Earlier, last January 7, another US warship, the USS McCampbell, sailed near the Paracels, another group of islands also in the South China Sea but farther north, between Vietnam and Luzon. These are only the latest incidents involving US ships and planes in the South China Sea. And they are not likely to be the last.
At the root of the dispute is China’s claim to nearly all of the South China Sea, defined by a nine-dash loop, as its territorial waters and the many islands within the loop as its territory. The US, whose warships sail all over the globe, rejects this claim, saying the South China Sea — like other international waters – is open to all shipping under the principle of “freedom of navigation.”
China’s claim is similarly disputed by several nations in Southeast Asia, notably the Philippines, Vietnam, and Malaysia. The Philippines is specially concerned as Scarborough Shoal, which is known to us as Panatag or Bajo de Masinloc, is well within our 200-mile Exclusive Economic Zone under the UN Convention on the Law of the Sea. But it is also within China’s nine-dash loop.

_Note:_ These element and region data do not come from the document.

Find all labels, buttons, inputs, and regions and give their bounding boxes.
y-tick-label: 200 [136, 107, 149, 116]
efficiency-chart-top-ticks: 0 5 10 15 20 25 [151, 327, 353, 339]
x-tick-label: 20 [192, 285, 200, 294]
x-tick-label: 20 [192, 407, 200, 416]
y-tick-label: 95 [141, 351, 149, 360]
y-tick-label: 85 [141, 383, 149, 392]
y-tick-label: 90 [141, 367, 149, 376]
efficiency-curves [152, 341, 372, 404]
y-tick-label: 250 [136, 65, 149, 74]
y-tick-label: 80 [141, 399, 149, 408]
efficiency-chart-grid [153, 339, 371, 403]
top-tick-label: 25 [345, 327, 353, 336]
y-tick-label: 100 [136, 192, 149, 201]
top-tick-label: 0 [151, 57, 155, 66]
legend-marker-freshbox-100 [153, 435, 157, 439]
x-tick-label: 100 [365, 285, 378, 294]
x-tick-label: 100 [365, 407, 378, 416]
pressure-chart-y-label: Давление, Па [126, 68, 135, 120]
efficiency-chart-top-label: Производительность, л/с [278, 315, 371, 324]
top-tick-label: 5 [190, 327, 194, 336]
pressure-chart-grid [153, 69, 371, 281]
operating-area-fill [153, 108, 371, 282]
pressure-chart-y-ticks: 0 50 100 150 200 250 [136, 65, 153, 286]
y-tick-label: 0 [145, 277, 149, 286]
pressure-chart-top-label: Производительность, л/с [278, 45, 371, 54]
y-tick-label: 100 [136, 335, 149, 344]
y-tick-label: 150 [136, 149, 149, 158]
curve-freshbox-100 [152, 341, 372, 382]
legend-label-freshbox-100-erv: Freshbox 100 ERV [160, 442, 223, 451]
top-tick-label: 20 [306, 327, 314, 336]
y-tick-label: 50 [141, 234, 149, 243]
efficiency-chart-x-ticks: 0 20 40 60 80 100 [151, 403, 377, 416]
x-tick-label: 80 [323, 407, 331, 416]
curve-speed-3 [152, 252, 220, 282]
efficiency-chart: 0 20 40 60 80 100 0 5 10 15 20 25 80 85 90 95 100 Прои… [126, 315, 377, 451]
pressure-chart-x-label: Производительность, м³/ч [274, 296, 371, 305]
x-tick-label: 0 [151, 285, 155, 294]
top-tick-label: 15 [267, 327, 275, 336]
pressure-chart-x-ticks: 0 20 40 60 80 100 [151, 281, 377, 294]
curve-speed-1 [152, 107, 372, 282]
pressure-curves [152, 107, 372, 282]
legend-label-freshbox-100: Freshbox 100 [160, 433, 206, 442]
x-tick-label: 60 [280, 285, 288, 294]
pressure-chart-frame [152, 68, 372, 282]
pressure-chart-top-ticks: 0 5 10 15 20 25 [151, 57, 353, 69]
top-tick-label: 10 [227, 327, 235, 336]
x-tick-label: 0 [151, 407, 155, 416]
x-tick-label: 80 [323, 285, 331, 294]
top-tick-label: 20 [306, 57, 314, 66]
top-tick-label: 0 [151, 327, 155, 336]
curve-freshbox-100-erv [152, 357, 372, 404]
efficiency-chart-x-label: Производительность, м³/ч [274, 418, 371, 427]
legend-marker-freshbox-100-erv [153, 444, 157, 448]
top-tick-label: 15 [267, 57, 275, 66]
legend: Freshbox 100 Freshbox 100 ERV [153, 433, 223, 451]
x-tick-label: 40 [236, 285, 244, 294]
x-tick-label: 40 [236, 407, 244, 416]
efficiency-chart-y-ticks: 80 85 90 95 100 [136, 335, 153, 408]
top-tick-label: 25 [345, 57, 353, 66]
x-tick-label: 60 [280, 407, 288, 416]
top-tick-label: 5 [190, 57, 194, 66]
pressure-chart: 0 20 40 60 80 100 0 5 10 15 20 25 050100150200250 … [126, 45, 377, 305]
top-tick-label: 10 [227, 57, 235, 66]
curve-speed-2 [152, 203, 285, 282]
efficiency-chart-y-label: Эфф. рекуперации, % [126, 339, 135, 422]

China and the Association of Southeast Asian Nations (ASEAN) have an understanding on their respective claims. We will stand by our claims, especially since we are backed by the UN Arbitral Court in The Hague. But we all agreed to have a Code of Conduct to guide our moves and decisions without giving up our legal claims.
This has helped keep the peace between China and the Southeast Asian nations, but the US, the world’s remaining superpower, is not yielding on the principle of “freedom of navigation.” It has vowed to keep sending its warships and its planes into the South China Sea, close to the shoals China has built up with runways and garrisons.
The danger is that one of these days, a close encounter may lead to a shooting incident, and escalate into a wider war which we all fear. This is why the Philippines and its fellow ASEAN members hope that some kind of agreement, perhaps under the United Nations, can be reached to settle this matter.
We will continue to have these repeated sail-bys by American warships, followed automatically by protests by China. Surely in this modern age, nations should be able to sit down and come to some agreement, knowing that a war like those in the earlier days of our world is no longer possible in today’s nuclear age.